Abandoned property goes to the Comptroller

If you lose track of a deposit or investment, the custodian is not allowed to pocket the money. When accounts are dormant long enough, the money gets delivered to the Texas Comptroller, where the name and address of the owner and a description of the property is posted for all to see.

Paychecks and utility deposits have a 1-year abandonment period. For traveler’s checks the period is 15 years. For most other property, e.g., stocks, bonds, insurance proceeds, and checking, savings, and IRA accounts, the rule is 3 years. The abandonment period resets with activity, e.g., whenever someone pays a fee or calls customer service.

Safe deposit boxes are different. If abandoned 5 years, the contents go to the Comptroller, which posts the owner’s name and address, but not the contents, online. A year later, unclaimed contents are auctioned on E-bay. About 60% of abandoned safe deposit box contents are auctioned, with the rest collected by the owner or heirs. Sales proceeds are held until claimed, and do not go to the state.

Claiming property is easy

The Comptroller holds funds forever. There is no claim deadline for individuals. If you don’t leave a will, your estate’s administrator can’t collect unless appointed within 4 years of your death. There’s no such limit for the executor under a will.

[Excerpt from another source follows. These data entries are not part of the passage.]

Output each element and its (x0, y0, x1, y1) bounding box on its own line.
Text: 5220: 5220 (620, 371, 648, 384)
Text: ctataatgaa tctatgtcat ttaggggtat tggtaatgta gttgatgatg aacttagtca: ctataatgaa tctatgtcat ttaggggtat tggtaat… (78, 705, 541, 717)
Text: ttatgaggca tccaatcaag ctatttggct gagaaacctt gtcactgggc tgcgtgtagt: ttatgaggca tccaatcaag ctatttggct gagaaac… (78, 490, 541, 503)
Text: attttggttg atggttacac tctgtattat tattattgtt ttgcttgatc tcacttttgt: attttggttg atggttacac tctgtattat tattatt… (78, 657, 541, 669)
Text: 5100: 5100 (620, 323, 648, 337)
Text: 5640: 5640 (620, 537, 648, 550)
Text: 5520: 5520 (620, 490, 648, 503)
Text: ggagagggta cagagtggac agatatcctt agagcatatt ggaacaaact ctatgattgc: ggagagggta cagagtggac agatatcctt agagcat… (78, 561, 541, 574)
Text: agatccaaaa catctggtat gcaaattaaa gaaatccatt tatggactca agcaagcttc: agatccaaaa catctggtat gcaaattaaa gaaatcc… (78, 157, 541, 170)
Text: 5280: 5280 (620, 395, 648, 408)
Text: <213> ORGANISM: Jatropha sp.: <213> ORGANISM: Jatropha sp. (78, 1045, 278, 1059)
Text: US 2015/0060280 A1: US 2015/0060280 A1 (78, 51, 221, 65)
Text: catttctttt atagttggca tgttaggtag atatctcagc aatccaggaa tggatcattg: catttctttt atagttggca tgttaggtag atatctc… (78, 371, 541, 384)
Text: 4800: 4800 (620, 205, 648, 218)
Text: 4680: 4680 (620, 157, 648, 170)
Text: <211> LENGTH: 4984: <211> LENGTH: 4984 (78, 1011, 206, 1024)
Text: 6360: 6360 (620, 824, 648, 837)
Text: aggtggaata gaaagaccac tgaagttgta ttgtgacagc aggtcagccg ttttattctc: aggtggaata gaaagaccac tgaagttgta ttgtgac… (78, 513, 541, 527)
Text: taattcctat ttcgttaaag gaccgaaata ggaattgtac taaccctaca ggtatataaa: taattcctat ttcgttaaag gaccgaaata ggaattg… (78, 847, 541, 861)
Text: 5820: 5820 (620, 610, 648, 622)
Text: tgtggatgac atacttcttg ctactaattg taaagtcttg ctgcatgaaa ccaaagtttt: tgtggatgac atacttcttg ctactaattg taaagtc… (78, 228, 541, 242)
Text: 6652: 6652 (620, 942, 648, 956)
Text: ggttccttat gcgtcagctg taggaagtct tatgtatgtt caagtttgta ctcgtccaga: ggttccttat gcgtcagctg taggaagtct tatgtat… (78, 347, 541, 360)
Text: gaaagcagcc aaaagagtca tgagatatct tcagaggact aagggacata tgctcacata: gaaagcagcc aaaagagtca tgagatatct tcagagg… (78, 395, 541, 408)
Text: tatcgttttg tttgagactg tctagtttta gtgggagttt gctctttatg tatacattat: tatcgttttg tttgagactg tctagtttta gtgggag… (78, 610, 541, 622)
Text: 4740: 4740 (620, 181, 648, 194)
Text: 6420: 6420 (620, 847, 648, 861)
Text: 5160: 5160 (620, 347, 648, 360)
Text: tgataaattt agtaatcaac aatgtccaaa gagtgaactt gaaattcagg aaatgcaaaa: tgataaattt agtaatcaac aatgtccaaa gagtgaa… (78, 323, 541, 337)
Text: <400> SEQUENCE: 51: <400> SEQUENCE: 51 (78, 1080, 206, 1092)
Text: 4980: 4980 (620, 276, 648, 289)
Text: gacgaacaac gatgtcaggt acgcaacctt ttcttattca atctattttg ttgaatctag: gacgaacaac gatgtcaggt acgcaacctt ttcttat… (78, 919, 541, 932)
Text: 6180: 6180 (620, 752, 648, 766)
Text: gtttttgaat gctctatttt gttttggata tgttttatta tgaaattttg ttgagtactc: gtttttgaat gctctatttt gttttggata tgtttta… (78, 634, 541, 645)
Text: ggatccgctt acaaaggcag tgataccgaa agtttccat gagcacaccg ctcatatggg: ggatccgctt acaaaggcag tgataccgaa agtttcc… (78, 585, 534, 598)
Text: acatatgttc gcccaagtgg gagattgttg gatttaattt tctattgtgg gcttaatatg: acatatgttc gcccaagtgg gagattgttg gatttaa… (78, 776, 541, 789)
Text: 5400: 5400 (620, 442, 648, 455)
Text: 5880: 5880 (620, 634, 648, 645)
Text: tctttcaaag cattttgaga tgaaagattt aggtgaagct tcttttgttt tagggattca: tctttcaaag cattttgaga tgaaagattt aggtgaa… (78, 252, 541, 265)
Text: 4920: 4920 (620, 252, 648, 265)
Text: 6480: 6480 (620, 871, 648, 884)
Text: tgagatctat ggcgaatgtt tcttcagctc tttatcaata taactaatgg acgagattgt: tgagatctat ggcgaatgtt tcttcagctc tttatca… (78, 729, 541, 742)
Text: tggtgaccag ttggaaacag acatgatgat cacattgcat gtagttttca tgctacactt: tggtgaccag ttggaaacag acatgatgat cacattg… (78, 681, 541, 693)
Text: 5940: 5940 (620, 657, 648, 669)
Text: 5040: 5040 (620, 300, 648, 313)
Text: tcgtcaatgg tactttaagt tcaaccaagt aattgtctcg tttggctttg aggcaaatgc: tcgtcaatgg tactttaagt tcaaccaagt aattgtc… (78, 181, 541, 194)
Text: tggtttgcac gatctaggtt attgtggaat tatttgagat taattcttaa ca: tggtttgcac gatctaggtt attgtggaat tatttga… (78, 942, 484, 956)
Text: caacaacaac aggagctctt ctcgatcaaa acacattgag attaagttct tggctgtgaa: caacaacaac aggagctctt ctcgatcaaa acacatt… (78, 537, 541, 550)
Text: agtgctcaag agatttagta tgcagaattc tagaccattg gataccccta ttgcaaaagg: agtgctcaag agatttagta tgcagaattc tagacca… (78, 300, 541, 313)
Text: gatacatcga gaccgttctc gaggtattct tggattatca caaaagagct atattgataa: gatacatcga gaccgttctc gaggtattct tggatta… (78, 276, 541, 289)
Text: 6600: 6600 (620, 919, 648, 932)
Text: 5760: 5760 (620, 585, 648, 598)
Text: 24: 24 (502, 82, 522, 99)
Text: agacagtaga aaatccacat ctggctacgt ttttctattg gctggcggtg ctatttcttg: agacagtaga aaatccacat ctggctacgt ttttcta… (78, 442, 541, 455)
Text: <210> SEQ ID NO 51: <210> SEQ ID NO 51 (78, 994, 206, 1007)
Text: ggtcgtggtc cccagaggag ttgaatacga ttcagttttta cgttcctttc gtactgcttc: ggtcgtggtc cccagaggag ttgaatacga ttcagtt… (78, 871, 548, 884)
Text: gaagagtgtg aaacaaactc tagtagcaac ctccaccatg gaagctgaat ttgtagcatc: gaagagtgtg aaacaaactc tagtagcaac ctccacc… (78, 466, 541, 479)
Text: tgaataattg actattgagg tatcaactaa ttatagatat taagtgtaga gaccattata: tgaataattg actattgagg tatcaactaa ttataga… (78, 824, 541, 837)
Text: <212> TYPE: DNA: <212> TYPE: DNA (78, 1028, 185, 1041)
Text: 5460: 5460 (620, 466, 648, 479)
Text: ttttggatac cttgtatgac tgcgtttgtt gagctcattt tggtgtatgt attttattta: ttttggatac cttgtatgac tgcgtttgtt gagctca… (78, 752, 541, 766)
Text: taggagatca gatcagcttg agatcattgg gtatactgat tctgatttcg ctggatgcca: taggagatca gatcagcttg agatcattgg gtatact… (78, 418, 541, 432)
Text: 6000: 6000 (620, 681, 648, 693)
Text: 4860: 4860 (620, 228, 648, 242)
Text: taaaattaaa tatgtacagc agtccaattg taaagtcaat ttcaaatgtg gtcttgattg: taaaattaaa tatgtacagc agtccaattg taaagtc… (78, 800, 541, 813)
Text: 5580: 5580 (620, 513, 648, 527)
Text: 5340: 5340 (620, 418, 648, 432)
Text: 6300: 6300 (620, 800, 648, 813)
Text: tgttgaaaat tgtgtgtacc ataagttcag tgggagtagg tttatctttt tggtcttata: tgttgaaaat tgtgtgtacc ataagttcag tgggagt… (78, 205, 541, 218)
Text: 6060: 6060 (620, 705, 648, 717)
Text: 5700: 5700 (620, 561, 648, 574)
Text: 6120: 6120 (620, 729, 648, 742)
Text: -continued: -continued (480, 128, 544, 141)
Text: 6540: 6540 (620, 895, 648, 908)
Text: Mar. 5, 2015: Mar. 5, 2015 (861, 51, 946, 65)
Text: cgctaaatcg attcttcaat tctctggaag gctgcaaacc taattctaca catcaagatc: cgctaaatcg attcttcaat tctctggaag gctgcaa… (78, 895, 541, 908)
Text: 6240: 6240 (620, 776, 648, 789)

To search or claim property, start at claimittexas.org. If the owner died, the Comptroller often pays the heirs’ claims of $10,000 or less without probate. The required affidavit must be recorded with the county clerk if the claim is over $5,000. Other forms and resources are available at claimittexas.org/app/forms. If you can wait 3+ years, collecting from the Comptroller can be an inexpensive alternative to probate, assuming there are no other probate assets.

Reasons and resources for digging deeper

Real estate and vehicle title are already a matter of public record. Those assets are never delivered to the Comptroller. Abandoned mineral royalties and bonuses are delivered to the Comptroller, along with i) the name of the lease, property, and well, ii) identification numbers, and iii) the county. That information points to the underlying mineral interest, which, like other real estate, is not reported or delivered to the Comptroller. A small royalty can lead to a large mineral estate.

There are a variety of assets the Comptroller does not audit. Look elsewhere for assets abandoned while living in other states, uncollected pensions, insurance policies, U.S. savings bonds, and IRS refunds, among others. Links to custodians of those assets are found at claimittexas.org/app/ucp-databases.